Producer Guy Stevens (Mott The Hoople, The Clash) is the sort of character rock 'n' roll mythology offers up. In fact, his sense of music and management led to the pairing of lyricist Keith Reid and singer/pianist Gary Brooker to become prog-rock forebearers (and darlings) Procol Harum.
The band survived the '60s and stood beside their peers as a vast island of creativity, one that overcame Death by Smash Hit Single in the monster, classical-music enhanced, "A Lighter Shade of Pale."
The group sounds more like a consortium on it's third LP, '69's A Salty Dog, and it's cover art depicts the ocean, a life-raft and a sailor, an homage to the old Player's Navy Cut cigarette logo. The 10-song affair was produced by band member Matthew Fisher, whose Hammond organ swells tactfully throughout. He accompanies the title song's first strafe of seagulls, a lone keyboard and "all hands on deck" as Brooker reports, urged on by a tug of strings each half-measure. (Has anyone else ever noticed how Giorgio Moroder lifted parts "A Salty Dog" for the key "Tony's Theme" in the Scarface soundtrack?)
With a beautifully languid meter by drummer B.J. Wilson, the nautical theme where "ships come home to die" shines with considerable power.

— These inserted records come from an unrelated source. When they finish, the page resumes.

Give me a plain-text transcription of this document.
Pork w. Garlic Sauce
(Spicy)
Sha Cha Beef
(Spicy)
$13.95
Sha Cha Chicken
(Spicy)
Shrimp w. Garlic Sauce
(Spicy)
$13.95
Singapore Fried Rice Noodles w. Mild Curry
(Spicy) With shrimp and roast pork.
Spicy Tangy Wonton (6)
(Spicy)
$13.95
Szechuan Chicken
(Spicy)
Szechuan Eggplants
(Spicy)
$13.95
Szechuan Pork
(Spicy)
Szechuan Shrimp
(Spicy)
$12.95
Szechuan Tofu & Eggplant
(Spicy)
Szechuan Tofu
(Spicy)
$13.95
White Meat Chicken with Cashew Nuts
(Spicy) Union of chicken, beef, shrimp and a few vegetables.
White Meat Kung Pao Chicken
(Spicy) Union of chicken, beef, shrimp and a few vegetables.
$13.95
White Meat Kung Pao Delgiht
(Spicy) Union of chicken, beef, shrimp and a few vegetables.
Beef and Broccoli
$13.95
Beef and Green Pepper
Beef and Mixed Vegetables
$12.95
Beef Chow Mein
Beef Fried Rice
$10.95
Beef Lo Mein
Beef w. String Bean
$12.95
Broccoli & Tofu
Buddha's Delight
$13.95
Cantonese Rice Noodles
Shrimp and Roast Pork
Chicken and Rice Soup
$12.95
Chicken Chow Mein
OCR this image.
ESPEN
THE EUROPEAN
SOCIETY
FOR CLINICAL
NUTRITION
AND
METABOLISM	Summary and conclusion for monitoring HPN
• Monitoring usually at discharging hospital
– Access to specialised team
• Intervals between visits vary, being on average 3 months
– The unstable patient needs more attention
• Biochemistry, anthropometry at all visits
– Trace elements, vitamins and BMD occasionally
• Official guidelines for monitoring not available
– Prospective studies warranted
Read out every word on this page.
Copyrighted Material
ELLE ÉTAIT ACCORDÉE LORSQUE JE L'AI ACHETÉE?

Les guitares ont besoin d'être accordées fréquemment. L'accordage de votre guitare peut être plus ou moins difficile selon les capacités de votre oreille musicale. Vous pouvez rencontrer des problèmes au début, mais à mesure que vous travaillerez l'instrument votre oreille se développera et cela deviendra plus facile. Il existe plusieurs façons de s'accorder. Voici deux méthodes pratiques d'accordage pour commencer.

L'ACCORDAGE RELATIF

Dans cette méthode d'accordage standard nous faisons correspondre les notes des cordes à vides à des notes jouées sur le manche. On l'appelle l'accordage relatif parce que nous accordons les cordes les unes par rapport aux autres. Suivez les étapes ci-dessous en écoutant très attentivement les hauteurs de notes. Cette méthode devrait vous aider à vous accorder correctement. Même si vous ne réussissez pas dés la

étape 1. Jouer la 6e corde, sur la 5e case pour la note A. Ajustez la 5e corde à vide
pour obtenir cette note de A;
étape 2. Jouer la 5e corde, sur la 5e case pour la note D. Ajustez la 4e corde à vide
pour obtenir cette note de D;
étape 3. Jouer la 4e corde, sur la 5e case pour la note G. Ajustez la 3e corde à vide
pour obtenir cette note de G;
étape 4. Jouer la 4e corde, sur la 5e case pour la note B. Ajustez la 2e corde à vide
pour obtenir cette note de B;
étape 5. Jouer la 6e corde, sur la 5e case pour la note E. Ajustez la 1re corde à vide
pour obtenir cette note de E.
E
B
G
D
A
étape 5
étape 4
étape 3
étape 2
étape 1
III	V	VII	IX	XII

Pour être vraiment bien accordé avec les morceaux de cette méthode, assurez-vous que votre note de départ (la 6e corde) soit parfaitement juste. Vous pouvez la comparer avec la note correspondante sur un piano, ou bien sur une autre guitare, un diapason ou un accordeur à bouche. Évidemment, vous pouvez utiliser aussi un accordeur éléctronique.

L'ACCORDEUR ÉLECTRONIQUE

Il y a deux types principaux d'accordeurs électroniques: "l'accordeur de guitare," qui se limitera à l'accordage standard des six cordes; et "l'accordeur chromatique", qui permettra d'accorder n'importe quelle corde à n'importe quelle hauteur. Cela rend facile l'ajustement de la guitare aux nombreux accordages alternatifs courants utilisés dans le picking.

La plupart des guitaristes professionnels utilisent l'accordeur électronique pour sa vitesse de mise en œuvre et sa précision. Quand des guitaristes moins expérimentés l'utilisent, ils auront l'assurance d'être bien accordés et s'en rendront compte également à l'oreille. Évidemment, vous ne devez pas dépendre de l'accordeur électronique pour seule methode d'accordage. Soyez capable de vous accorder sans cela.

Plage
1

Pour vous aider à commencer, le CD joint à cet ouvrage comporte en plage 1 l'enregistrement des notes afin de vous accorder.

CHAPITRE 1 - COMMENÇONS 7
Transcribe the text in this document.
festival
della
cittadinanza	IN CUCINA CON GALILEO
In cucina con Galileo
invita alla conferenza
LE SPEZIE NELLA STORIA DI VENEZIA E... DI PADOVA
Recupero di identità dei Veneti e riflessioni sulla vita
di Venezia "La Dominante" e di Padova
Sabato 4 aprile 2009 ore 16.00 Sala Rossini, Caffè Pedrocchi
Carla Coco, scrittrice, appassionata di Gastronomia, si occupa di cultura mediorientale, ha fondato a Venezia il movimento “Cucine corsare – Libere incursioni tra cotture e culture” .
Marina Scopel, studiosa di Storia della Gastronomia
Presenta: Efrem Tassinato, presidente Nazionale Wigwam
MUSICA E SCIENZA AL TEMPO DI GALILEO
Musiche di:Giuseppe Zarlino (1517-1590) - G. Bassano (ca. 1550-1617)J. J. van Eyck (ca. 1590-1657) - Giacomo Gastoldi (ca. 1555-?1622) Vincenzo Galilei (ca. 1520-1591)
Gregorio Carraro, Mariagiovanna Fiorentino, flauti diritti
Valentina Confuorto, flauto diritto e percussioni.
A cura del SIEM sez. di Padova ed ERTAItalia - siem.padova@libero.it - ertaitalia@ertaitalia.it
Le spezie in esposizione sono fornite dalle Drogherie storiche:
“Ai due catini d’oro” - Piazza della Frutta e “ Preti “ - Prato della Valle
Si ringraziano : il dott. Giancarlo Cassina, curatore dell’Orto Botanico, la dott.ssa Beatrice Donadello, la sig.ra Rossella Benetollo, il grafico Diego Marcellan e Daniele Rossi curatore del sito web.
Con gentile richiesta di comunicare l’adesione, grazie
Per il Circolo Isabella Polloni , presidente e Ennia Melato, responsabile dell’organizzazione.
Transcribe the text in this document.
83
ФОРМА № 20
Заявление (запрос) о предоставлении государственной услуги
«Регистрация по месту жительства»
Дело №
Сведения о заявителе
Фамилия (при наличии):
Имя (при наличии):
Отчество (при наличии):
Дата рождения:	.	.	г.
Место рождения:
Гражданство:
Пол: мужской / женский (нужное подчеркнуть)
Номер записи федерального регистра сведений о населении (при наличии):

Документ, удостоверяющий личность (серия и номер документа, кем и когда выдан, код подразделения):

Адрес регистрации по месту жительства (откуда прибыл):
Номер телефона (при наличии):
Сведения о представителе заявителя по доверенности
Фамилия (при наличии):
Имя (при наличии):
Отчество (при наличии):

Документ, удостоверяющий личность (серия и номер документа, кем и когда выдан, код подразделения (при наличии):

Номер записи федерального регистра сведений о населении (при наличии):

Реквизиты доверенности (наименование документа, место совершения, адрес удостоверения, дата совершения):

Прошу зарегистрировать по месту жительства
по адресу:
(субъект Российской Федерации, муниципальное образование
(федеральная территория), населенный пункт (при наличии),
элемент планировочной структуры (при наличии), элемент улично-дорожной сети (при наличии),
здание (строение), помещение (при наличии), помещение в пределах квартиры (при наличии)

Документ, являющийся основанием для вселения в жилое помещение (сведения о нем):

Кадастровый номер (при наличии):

Lyricist Reid steers the ship "across the straits" and "around the horn" till the chorus breaks with sweeping gusts of instrumentation (featuring young Robin Trower's tasteful guitar): "How far can sailors fly."
It's a bargain drawn between classical and pop and ends thankfully in just over 4 minutes, but in those seconds the narrative is a call across water to find humanity and serve a purpose greater then oneself.
Keith Reid wrote all of Procol's lyrics, in all their manic metaphors, for 12 record albums.